Un detenuto di 32 anni, di origine algerina, si è tolto la vita all’interno del carcere di Poggioreale, impiccandosi nel bagno della sua cella con una corda rudimentale, realizzata intrecciando un lenzuolo. Il tragico gesto si è consumato in una cella angusta e in condizioni igienico-sanitarie difficili, che l’uomo condivideva con altri cinque detenuti. Sono stati proprio loro a mostrare il mezzo utilizzato al Garante campano dei detenuti, Samuele Ciambriello.

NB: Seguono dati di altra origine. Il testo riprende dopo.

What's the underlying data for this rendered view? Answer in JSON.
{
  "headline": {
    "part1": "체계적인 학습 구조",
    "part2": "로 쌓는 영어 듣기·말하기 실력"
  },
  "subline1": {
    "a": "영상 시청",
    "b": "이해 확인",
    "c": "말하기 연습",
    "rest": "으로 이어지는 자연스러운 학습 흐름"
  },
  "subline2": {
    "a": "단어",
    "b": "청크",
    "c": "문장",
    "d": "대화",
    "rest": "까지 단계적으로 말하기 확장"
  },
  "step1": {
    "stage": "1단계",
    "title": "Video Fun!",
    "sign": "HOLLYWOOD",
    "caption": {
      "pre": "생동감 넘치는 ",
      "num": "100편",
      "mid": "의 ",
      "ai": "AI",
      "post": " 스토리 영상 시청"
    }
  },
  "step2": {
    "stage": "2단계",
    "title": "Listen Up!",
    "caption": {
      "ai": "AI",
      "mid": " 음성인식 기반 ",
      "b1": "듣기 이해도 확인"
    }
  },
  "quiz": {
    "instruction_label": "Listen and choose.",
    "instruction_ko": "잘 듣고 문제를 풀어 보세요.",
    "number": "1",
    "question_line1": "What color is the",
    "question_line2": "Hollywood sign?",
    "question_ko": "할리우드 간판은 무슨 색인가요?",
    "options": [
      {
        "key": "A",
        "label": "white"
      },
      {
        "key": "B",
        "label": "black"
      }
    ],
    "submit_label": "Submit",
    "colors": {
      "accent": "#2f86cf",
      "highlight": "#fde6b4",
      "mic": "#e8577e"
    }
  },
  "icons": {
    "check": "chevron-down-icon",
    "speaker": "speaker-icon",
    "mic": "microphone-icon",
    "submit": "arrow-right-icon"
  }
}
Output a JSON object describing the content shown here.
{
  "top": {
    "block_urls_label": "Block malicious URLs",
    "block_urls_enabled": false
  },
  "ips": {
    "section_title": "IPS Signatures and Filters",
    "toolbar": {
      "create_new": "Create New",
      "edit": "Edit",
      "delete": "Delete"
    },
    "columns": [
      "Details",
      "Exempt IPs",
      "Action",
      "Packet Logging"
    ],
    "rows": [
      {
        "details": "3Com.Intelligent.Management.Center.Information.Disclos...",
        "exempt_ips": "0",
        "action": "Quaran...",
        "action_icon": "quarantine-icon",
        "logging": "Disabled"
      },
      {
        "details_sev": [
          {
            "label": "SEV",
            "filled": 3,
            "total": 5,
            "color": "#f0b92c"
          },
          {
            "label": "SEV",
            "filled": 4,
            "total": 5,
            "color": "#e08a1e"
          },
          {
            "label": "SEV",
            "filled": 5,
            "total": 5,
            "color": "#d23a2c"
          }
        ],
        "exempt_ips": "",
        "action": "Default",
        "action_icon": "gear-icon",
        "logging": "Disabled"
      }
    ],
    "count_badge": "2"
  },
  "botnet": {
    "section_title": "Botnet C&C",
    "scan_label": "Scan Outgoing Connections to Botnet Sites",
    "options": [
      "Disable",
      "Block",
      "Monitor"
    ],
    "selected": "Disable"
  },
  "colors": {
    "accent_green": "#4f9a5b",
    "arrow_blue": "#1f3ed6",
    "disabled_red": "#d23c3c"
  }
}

Il giovane, identificato come Harar, era stato trasferito da circa due mesi dal carcere di Benevento a quello di Poggioreale. Nei giorni scorsi aveva ricevuto la notifica di una nuova condanna, un evento che potrebbe aver inciso profondamente sul suo stato d’animo, conducendolo al gesto estremo.

Il Garante ha raccolto testimonianze da detenuti, agenti, educatori e dalla direzione dell’istituto, denunciando una situazione critica: “Dalle 19 fino al mattino, la sorveglianza è ridotta al minimo, con un solo agente a coprire due piani. C’è bisogno di un rafforzamento del personale sanitario, soprattutto nelle ore serali e notturne, perché in molti casi si tratta di minuti per salvare una vita”.

Questo episodio rappresenta il secondo suicidio in un carcere campano dall’inizio del 2025, sollevando ancora una volta l’attenzione sulle condizioni di detenzione e sulla necessità di interventi mirati per prevenire simili tragedie.